Come on baby light my fire
So what is it about big box gyms that will keep members returning and using facilities? Well, the consumer report offers us useful insight to this. We’ve already looked at what it says about the motivations for people to exercise at a facility in general in Part 4 (click HERE to read). But what is it specifically in a big box gym that attracts members to return?
The report surveyed gym members who had cancelled their membership during the pandemic and then rejoined. The 16 most important reasons are listed below in priority order. While not surprising, they do offer optics for club operators looking to make their bringback strategies even more tantalizing.

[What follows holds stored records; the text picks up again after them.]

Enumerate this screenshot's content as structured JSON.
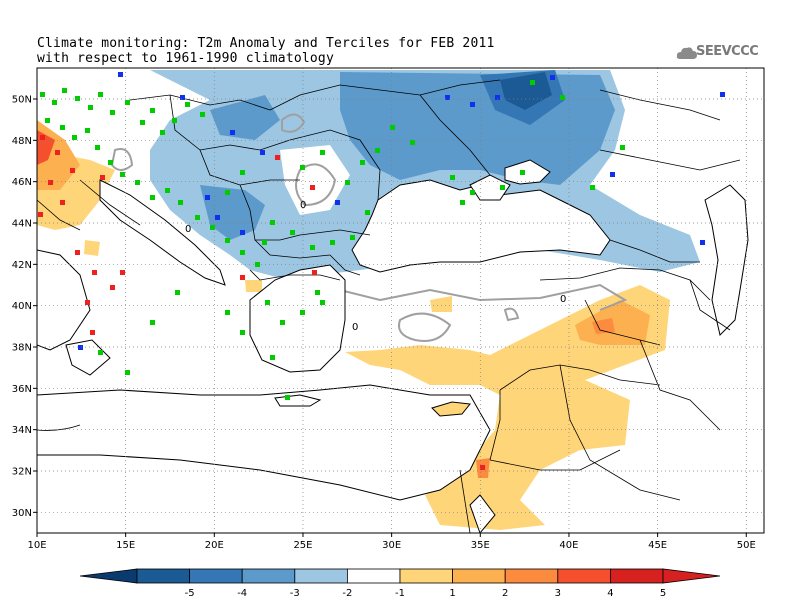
{
  "title": {
    "line1": "Climate monitoring: T2m Anomaly and Terciles for FEB 2011",
    "line2": "with respect to 1961-1990 climatology"
  },
  "logo": {
    "text": "SEEVCCC",
    "icon": "cloud-icon"
  },
  "map": {
    "lon_range": [
      10,
      51
    ],
    "lat_range": [
      29,
      51.5
    ],
    "lon_ticks": [
      {
        "v": 10,
        "label": "10E"
      },
      {
        "v": 15,
        "label": "15E"
      },
      {
        "v": 20,
        "label": "20E"
      },
      {
        "v": 25,
        "label": "25E"
      },
      {
        "v": 30,
        "label": "30E"
      },
      {
        "v": 35,
        "label": "35E"
      },
      {
        "v": 40,
        "label": "40E"
      },
      {
        "v": 45,
        "label": "45E"
      },
      {
        "v": 50,
        "label": "50E"
      }
    ],
    "lat_ticks": [
      {
        "v": 30,
        "label": "30N"
      },
      {
        "v": 32,
        "label": "32N"
      },
      {
        "v": 34,
        "label": "34N"
      },
      {
        "v": 36,
        "label": "36N"
      },
      {
        "v": 38,
        "label": "38N"
      },
      {
        "v": 40,
        "label": "40N"
      },
      {
        "v": 42,
        "label": "42N"
      },
      {
        "v": 44,
        "label": "44N"
      },
      {
        "v": 46,
        "label": "46N"
      },
      {
        "v": 48,
        "label": "48N"
      },
      {
        "v": 50,
        "label": "50N"
      }
    ],
    "contour_label": "0"
  },
  "colorbar": {
    "levels": [
      {
        "label": "-5",
        "color": "#1c5a95"
      },
      {
        "label": "-4",
        "color": "#3577b4"
      },
      {
        "label": "-3",
        "color": "#5c9acb"
      },
      {
        "label": "-2",
        "color": "#9cc6e2"
      },
      {
        "label": "-1",
        "color": "#ffffff"
      },
      {
        "label": "1",
        "color": "#ffd57a"
      },
      {
        "label": "2",
        "color": "#fdb04f"
      },
      {
        "label": "3",
        "color": "#fc8b40"
      },
      {
        "label": "4",
        "color": "#f5502e"
      },
      {
        "label": "5",
        "color": "#d62120"
      }
    ],
    "low_color": "#0b3a6e",
    "high_color": "#d62120"
  },
  "legend_colors": {
    "tercile_upper": "#ee2020",
    "tercile_middle": "#00cc00",
    "tercile_lower": "#1030ee"
  }
}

The top 5 reasons for rejoining are:
Equipment (54% of responders)
The most popular reason for rejoining a gym is the range of equipment on offer. While the Pelotons, Tonals and Hydrows did go gangbusters over lockdown, they’re predominantly a one trick pony and cardio focused. The big bang exercises drawing the functional training crowd back need squat racks and chin-up stations, sleds and heavy (expensive) kettle-bells. The big sexy sea of cardio machines like treadmills, bikes, ellipticals, and stairmasters puts the heart-rate member into a frenzy and the boutique inspired zones provide the Millennial-minded a backdrop for transformation.
Amenities available at the gym (45%)
It’s no coincidence that many membership deals are sealed overlooking the spa and steam room. Even if you are paying membership dues there is something sexy and luxurious about someone else paying for your hot water and pampering.
To get out of the house (43%)
Let’s be honest, there are only so many burpees you can do in the dark in your garage on your own and the fact that supermarket shopping replaced “date night” for 18 months points all the bells and LED lights towards the gym being the new Ibiza.
The variety of workouts available (40%)
The fact that most big boxes now offer a gym floor and group classes and personal training means that members have a great selection of workouts to choose from and it can draw a bigger crowd who seek some or all of these things. Having scanned the world on screens with health and fitness being socialized we now want it all. Not only are consumers expecting an omnichannel approach to fitness – a mix of digital and physical choices – they also demand variety when they are at the club.
The routine of going to the gym (38%)
It’s great to see that the future fitness consumers are much like every generation of fitness bods before them – the gym is part of life. It’s where most of us actually can be sure to do any exercise. Traveling to a club, changing into your gear and hitting the floor is just...bliss.
(The other) 11 Reasons Why
I work out harder at the gym (31%)
To work out with other people (27%)
To work out with a personal trainer (26%)
I see more results with a gym (24%)
Convenience/location of the facility (23%)
For social interaction (22%)
The ability to challenge myself (17%)
For accountability (16%)
For the sense of community (16%)
To get guidance from fitness professionals (15%)
What does this tell us? Well, first of all, people see clubs and gyms as places where they are guaranteed a proper workout. Facilities offer the equipment, variety, environment and know-how (from PTs and staff) needed to make exercise meaningful.
Secondly, the reasons why people love big clubs haven't, after all, changed that much during the pandemic. In the consumers’ minds, a well-stocked gym is a place where results are, if not guaranteed, more likelier to be achieved. Compared to, say, doing squats in the living room, while staring at a virtual instructor on a laptop.
While COVID-19 and all its variant friends hang around, it’s clear that big boxes that have survived the last 18 months, are here to stay – at least for now.
With that ends our five-part series on the future fitness consumers. We hope you gleaned some insights and look forward to seeing you at the IHRSA events this year.